Courts have always placed a liberal construction on commercial paper in the form of promissory notes, with the end in view that such instruments should be held negotiable, if such construction by any fair means is permissible. With this construction in mind, and its application here, nevertheless, in view of a well-considered decision of this court in the case of Oklahoma State Bank v. First Nat. Bank of Grandfield,108 Okla. 272, 236 P. 581, we think the clause contained in the note in the present case impaired its negotiability. There is at least as strong a reason for holding the note in the present case nonnegotiable as there is in holding as nonnegotiable the note in the case of the Grandfield bank. The only difference between the two provisions is that in the Grandfield Case there existed but one contingency — the deeming of insecurity by the holder. In the present case there are two contingencies: The deeming of insecurity by the holder, and the contingency of the maker having on deposit in the payee bank funds to his credit.
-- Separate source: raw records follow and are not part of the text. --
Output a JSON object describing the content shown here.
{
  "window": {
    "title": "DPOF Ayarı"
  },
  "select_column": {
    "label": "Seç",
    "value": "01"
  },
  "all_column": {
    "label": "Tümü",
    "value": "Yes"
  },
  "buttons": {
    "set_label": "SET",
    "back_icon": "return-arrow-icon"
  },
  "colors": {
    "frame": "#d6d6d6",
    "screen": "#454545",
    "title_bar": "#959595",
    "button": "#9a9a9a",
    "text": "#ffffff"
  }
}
In regard to the accelerating clause in the present case, if the borrower or maker of the note is a customer of the bank making the loan (which generally is the case), the holder at any time, with no other reason than his feeling insecure, can appropriate without the knowledge of the maker any and all funds to the credit of the maker on deposit in said bank, and apply same as a partial payment on the note or full discharge of the obligation. Then, through no fault of the maker, a note, which had been paid, would be left where it might, under certain circumstances, creep into circulation. In case the note were transferred, if the instrument is negotiable, the holder in due course could force payment a second time.
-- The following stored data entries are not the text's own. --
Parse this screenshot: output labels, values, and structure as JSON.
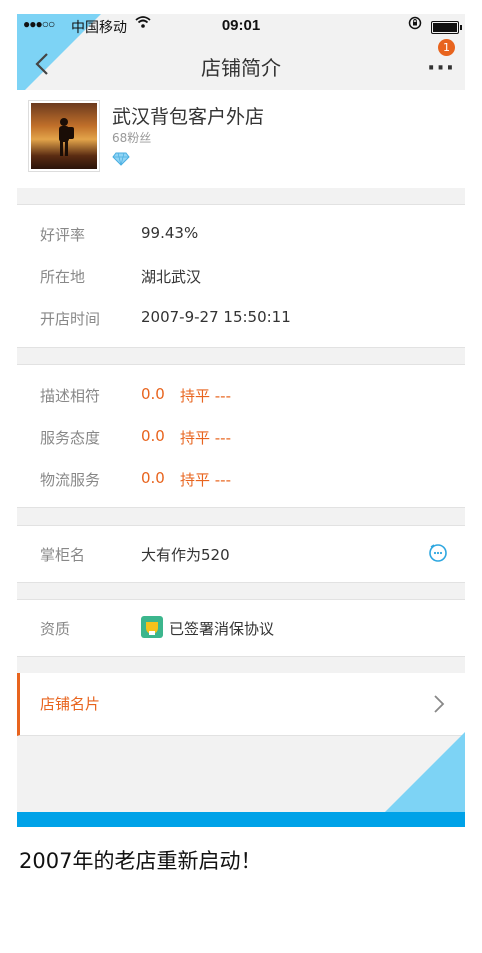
{
  "status_bar": {
    "signal": "●●●○○",
    "carrier": "中国移动",
    "wifi_icon": "wifi-icon",
    "time": "09:01",
    "lock_icon": "rotation-lock-icon"
  },
  "nav": {
    "title": "店铺简介",
    "badge_count": "1",
    "more_label": "···"
  },
  "shop": {
    "name": "武汉背包客户外店",
    "fans": "68粉丝",
    "level_icon": "diamond-icon"
  },
  "stats": [
    {
      "label": "好评率",
      "value": "99.43%"
    },
    {
      "label": "所在地",
      "value": "湖北武汉"
    },
    {
      "label": "开店时间",
      "value": "2007-9-27 15:50:11"
    }
  ],
  "ratings": [
    {
      "label": "描述相符",
      "score": "0.0",
      "trend": "持平 ---"
    },
    {
      "label": "服务态度",
      "score": "0.0",
      "trend": "持平 ---"
    },
    {
      "label": "物流服务",
      "score": "0.0",
      "trend": "持平 ---"
    }
  ],
  "owner": {
    "label": "掌柜名",
    "value": "大有作为520"
  },
  "qualification": {
    "label": "资质",
    "value": "已签署消保协议"
  },
  "shop_card": {
    "label": "店铺名片"
  },
  "caption": "2007年的老店重新启动！",
  "colors": {
    "accent": "#e8641e",
    "corner": "#7dd3f5",
    "bar": "#00a2e8"
  }
}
Nearly all courts agree that an acceleration clause for nonpayment does not impair negotiability; but other than that burden "a negotiable bill or note is a courier without luggage." which is the language of Chief Justice Gibson in the case of Overton v. Tyler, 3 Pa. 346, 43 Am. Dec. 645. In the recent case of Old Colony Trust Co. v. Stumpel, 126 Misc. (N. Y) 375, 213 N.Y. S. 536, rendered January, 1926, this subject and particular point at issue received unusual treatment and discussion. All the cases bearing upon the subject are there collected. In the body of the opinion, Justice Proskauer said:

"Professor Chafee has formulated as a test that 'payment can be accelerated only by the performance of an act regularly incident to the collection of the paper'. 32 H. L. R. 756, 773. Judge Dawkins' suggestion in Farmers Merchants Bank v. Davies, 144 La. 532, 540, 80 So. 713, 715, is:

" 'Wherever the additional stipulations are merely in aid of the collection of the note, and do not constitute an undertaking to give or do something else foreign to that end, they do not destroy negotiability.'

"In no reported case has a clause, accelerating maturity if the holder deems himself insecure, been held negotiable, though a few states have gone as far as to hold negotiable notes with clauses accelerating maturity upon insolvency of the maker or attachment of the property securing the note." (Citing numerous cases.)
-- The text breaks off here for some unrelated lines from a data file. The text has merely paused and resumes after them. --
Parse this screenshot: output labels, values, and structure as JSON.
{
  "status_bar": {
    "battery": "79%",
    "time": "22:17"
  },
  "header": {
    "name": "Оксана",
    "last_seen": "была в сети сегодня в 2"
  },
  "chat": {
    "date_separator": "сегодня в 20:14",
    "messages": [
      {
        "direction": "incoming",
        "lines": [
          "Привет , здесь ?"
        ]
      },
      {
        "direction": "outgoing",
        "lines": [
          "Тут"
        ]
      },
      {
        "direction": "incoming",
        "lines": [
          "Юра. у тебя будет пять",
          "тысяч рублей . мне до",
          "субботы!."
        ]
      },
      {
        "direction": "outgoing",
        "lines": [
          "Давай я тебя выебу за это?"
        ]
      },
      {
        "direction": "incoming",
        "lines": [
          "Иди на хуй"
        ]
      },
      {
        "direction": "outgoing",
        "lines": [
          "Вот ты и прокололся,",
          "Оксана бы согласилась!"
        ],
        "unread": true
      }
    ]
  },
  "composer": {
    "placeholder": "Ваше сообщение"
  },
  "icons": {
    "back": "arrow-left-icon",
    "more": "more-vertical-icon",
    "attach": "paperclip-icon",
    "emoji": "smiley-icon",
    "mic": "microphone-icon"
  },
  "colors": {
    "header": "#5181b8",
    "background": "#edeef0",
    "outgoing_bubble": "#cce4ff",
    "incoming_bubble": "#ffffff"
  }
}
We find no authority which would justify the conclusion that the note in the present case is negotiable. As we have already said, there is no legal distinction whatever between the note in the present case and in the Grandfield Bank Case, except, perhaps, in the present case the route for collection is a little less difficult or more direct, providing, of course, that the borrower has funds in the payee bank. The note being nonnegotiable, it is immaterial whether the plaintiff bank was a bona fide purchaser before maturity or not, because in such case the note is subject to every legal defense which could have been interposed against it in the hands of the original payee.

Plaintiff's motion for a directed verdict was properly overruled.

For the reasons herein stated, the judgment of the court below is hereby reversed with directions to grant a new trial.

BENNETT, HERR, DIFFENDAFFER, and JEFFREY, Commissioners, concur.